Back to our regularly scheduled programming...oh, yeah, the mayonnaise. Me, the Chiclet, Mr. Big Stuff (who may need to be renamed, since he's redeeming himself), and the Omelet King (Big Stuff's partner who makes perfect omelets) were tasked with making mayonnaises with olive oil rather than canola, with an eye towards turning them into aiolis.

Mayonnaise with olive oil is some weird stuff. It has that very distinctive olive flavor, and it looks greenish. Mayonnaise made with canola or some other neutral oil tastes (and looks) much more like the jarred stuff we're used to eating. After whisking for what seemed 6 hours or so, none of us managed to make mayonnaise. We all had varying degrees of thickness, but nothing that remotely resembled firm.
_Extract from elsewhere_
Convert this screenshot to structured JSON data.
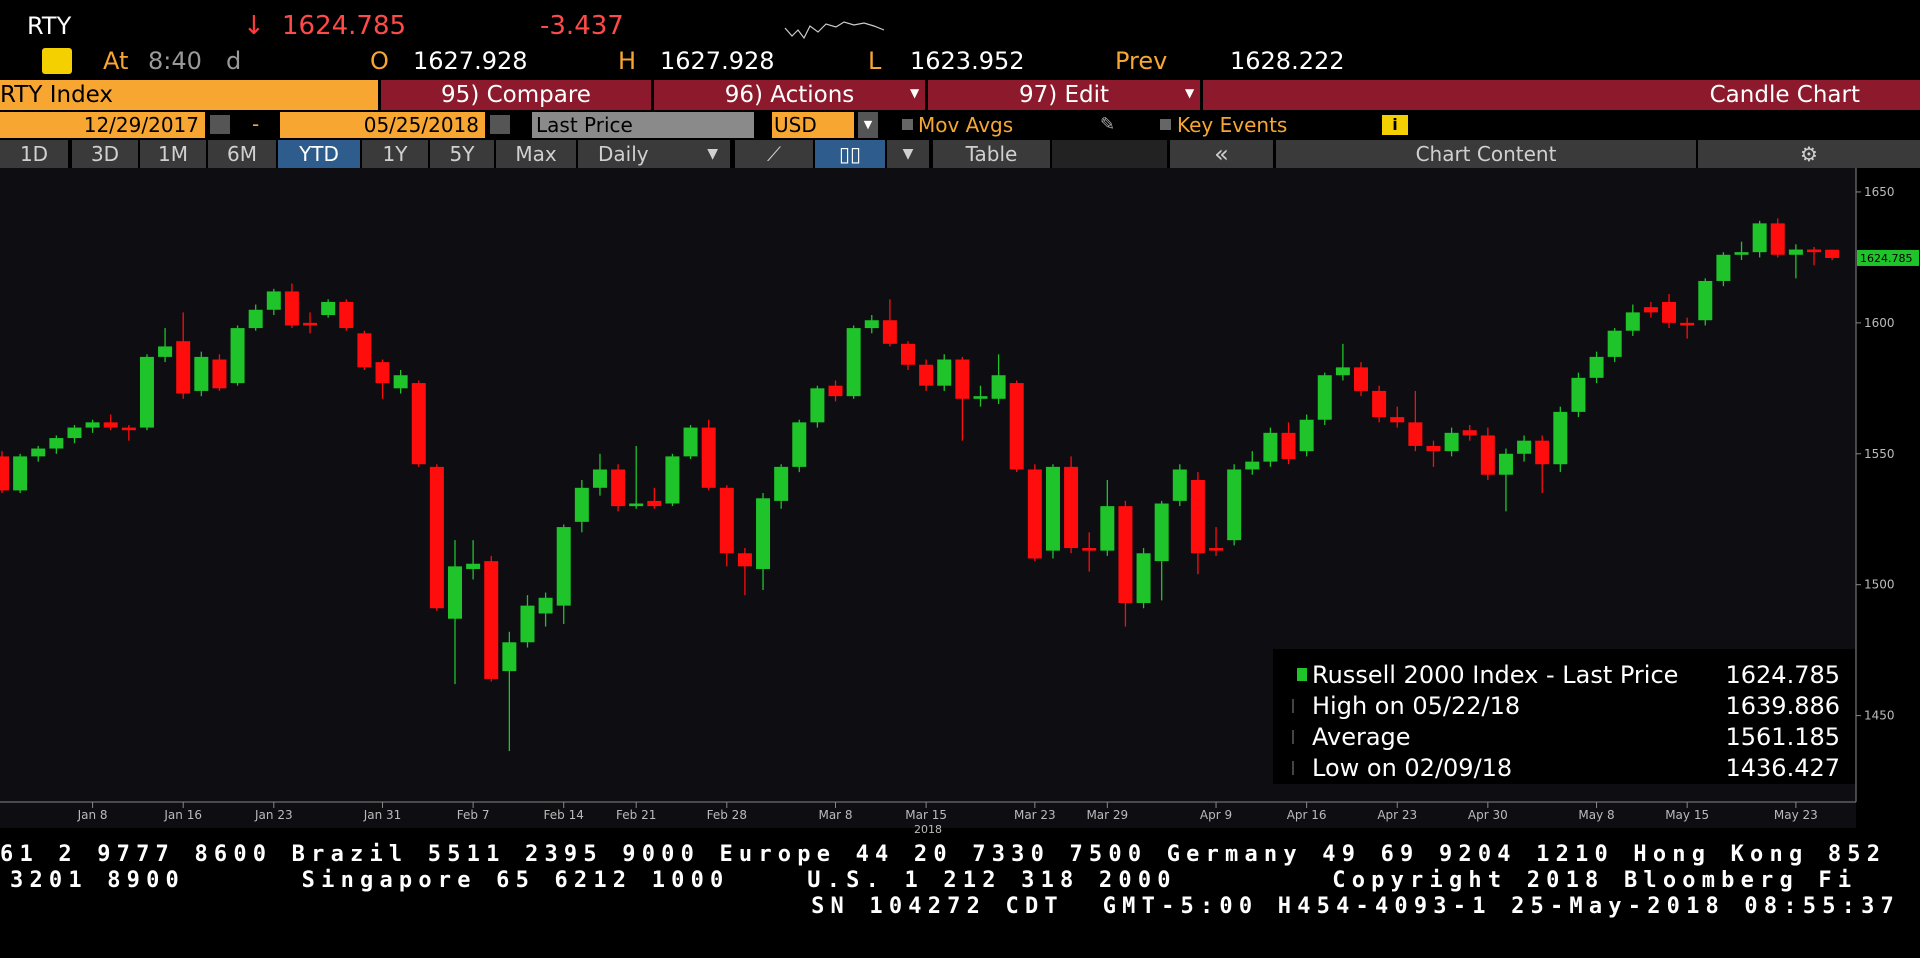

In fact, out of the entire class of 14, only Mother Hen managed to make a real, honest-to-Hellman's kind of mayo. The olive oil-based ones were just blecch. I really like the flavor of the olive oil we use at school, which is some cold pressed extra-virgin stuff that Head Chef gets specially for the school, but there was just way too much of it in the flavoring of the mayonnaise.
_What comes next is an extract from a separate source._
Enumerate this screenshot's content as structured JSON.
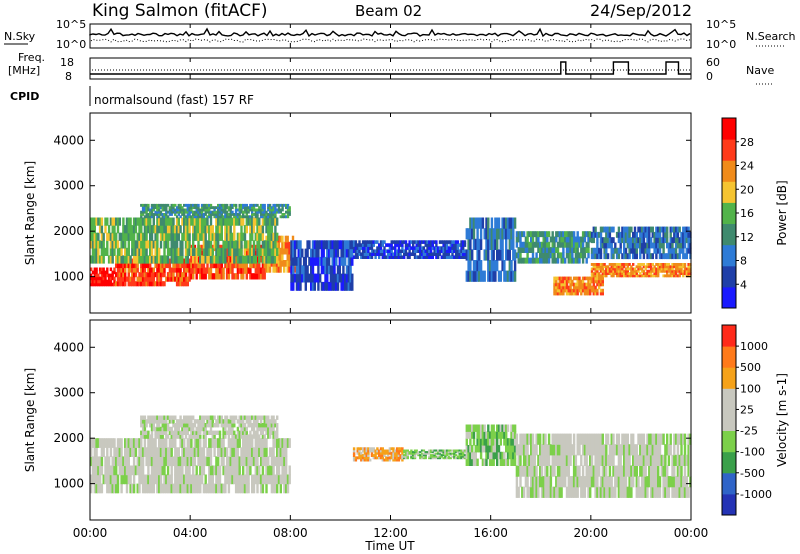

Then, we took our mayonnaise products and made other dressings...creamy Caesar, tartar sauce (made with real Tartars!), bleu cheese, creamy black peppercorn, and I forget the oily rest. The aioli was okay, but it was still too olive oily for my taste.

If you really get the urge to try making mayonnaise for yourself, here's the recipe we used, which makes about 1 pint; if you need more, increase the egg yolks to 3 and the oil to 24 ounces and then double the rest of the ingredients.

Ingredients

2 Egg yolks, pasteurized

1/2 fl oz Water

1/2 fl oz White wine vinegar

1 tsp Dry mustard

12 fl oz Vegetable oil, olive oil, or mild peanut oil

Salt as needed

Pepper as needed

1/2 fl oz Lemon juice, as needed

Procedure

1. Combine the yolks, water, vinegar, and mustard in a bowl. Mix well with a balloon whip until mixture is slightly foamy.
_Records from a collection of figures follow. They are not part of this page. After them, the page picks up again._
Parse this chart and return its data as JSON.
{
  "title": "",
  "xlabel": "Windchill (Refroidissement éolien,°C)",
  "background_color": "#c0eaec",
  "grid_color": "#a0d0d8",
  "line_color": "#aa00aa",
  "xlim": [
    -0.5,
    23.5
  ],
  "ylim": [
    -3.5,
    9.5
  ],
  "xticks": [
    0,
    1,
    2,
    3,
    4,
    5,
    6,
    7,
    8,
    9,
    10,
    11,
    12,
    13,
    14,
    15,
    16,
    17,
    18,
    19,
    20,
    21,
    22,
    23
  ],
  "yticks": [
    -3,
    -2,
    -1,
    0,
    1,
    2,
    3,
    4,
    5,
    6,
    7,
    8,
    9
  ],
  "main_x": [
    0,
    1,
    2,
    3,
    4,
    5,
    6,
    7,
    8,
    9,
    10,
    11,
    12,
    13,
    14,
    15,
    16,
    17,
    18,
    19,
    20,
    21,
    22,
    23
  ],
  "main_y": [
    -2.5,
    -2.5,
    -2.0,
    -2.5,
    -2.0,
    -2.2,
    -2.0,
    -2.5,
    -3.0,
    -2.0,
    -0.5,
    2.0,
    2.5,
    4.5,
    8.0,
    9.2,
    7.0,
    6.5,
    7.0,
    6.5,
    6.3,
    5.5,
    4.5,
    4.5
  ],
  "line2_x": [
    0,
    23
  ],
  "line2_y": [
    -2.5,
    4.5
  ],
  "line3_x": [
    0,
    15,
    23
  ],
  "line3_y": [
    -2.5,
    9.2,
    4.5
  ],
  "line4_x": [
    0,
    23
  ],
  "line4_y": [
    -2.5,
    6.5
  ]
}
2. Gradually add the oil in a thin stream , constantly beating with the whip, until the oil is incorporated and the oil is thick. (If your arm feels like it's falling off, then you're doing it right. When your arm falls off, it should be done)

3. Adjust the flavor with salt, pepper, and lemon juice to taste

4. Refrigerate the mayonnaise immediately

After we mayoed ourselves out, we made vinaigrettes, which are a more temporary emsulsification. You still have to beat your arm senseless, but not as long as with mayo.

Chef said that you get better results if you use a balloon whisk, with the larger head and more space between the wires,as opposed to a French whisk, which is tighter and narrower. He said that the more air you can beat into the mayonnaise, the more successful you will be. But, the easiest and most successful way is to use a food processor! Julia Child might call that cheating, but I call it an arm saver. I yam, what I yam!

1 comment:

Anonymous said...

You mean to tell me that someone other than Mr. Hellman actually MAKES mayo?? Crazy, just crazy! Next you will tell me that Mrs. Heinz is not the only Ketchup producer. What is this world coming to?